Amidst a messy trade war between China and the US, telecom manufacturer Huawei has found itself in a tricky spot. US’ trade restrictions have forceed the company to scramble to build its operating system and change its supply chain to reduce reliance on US-made tech. The US government did provide interim relief, by giving Huawei a license that allows US tech companies to continue to work with Huawei, but that expires on 19 August.
Which means Huawei might have to come up with everything its customers have come to expect as standard features—be it video, cloud sharing or even geolocation platforms.
According to the state-run news service China Daily, the telecom major is planning to come up with its mapping service called Map Kit. The service, which is currently not for public use, will be launched in October this year. It is being designed to encourage software developers to come up with applications based on its mapping capabilities.
The report says that the Map Kit will be connected to local mapping services and covers 150 countries and regions.
Ironically, the company has partnered with an American travel aggregator website Booking Holdings for the service.
“Huawei Map Kit will be available in 40 languages. It will offer real-time traffic conditions and a highly sophisticated navigation system which can recognize a car changing lanes. It will also support augmented-reality mapping,” Huawei consumer business group’s president of cloud services Zhang Pingan told China Daily.
Cracking this territory is no easy task—we have seen companies like Apple fail at this. Google is perhaps the only company who has got it down, with Maps that was launched in 2005. It went on to buy Waze for nearly a billion dollars in 2013 to better its network.
However, one place where Google hasn’t succeeded is Huawei’s home—China.

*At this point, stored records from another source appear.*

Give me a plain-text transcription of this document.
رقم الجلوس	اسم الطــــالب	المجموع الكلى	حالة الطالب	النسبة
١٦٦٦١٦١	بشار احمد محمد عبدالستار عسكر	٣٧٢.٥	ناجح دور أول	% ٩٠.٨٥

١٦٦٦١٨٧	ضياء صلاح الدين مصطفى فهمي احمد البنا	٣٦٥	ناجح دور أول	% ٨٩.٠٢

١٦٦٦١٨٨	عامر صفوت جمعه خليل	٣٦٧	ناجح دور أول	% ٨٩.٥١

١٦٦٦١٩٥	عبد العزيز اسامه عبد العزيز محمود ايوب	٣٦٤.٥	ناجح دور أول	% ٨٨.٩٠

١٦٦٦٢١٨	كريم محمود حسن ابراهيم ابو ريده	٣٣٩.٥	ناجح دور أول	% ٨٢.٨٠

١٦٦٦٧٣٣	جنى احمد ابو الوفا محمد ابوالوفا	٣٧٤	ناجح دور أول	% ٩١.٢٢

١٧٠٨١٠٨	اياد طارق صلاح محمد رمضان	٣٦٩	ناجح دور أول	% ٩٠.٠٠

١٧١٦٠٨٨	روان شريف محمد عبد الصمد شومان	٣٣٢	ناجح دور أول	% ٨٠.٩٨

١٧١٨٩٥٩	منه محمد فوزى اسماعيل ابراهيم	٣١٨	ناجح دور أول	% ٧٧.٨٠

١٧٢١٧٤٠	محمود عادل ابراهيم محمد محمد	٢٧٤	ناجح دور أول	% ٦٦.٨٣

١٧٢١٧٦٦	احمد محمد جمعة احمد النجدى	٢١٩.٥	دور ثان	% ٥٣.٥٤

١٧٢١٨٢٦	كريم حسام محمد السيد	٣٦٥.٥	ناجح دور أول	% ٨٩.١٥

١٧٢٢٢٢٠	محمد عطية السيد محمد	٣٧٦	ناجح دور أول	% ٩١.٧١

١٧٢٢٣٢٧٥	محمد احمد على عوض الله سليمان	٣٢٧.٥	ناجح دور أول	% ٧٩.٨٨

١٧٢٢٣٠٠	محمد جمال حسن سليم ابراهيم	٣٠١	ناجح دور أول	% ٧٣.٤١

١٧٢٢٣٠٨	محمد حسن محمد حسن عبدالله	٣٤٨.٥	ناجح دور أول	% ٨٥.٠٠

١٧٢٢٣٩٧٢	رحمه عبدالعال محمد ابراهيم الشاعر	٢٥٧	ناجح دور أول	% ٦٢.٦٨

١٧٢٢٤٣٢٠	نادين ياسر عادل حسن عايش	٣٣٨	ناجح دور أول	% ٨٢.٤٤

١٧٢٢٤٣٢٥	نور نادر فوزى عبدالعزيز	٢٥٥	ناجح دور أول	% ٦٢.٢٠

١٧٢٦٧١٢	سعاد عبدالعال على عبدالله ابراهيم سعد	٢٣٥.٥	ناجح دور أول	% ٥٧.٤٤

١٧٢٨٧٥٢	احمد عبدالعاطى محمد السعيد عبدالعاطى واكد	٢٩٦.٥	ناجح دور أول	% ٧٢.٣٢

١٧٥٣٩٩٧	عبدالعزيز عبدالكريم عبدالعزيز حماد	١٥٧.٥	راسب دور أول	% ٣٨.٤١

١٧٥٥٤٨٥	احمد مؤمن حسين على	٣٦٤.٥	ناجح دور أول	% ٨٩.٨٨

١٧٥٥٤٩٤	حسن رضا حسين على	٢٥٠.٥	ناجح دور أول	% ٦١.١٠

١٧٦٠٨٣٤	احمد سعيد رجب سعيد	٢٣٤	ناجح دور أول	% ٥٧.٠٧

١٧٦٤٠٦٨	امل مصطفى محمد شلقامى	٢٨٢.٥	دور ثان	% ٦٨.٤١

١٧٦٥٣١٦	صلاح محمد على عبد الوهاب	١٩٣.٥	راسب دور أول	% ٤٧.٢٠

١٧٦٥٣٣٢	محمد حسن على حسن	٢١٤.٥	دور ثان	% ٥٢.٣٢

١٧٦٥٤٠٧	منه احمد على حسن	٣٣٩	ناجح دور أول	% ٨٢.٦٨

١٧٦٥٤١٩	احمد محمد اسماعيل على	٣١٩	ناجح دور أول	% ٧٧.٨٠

China requires companies to obtain special authorization from the administrative department for surveying and mapping under the State Council and securing this is incredibly difficult for a foreign company.
This is the reason why Google Maps can never show the map of any Chinese city properly—everything is just a little bit offset when you superimpose the street view and the satellite view.
Huawei might have a massive home-field advantage with its mapping service, but globally it has the challenge of accurately displaying thousands of miles in 150 countries and 40 different languages.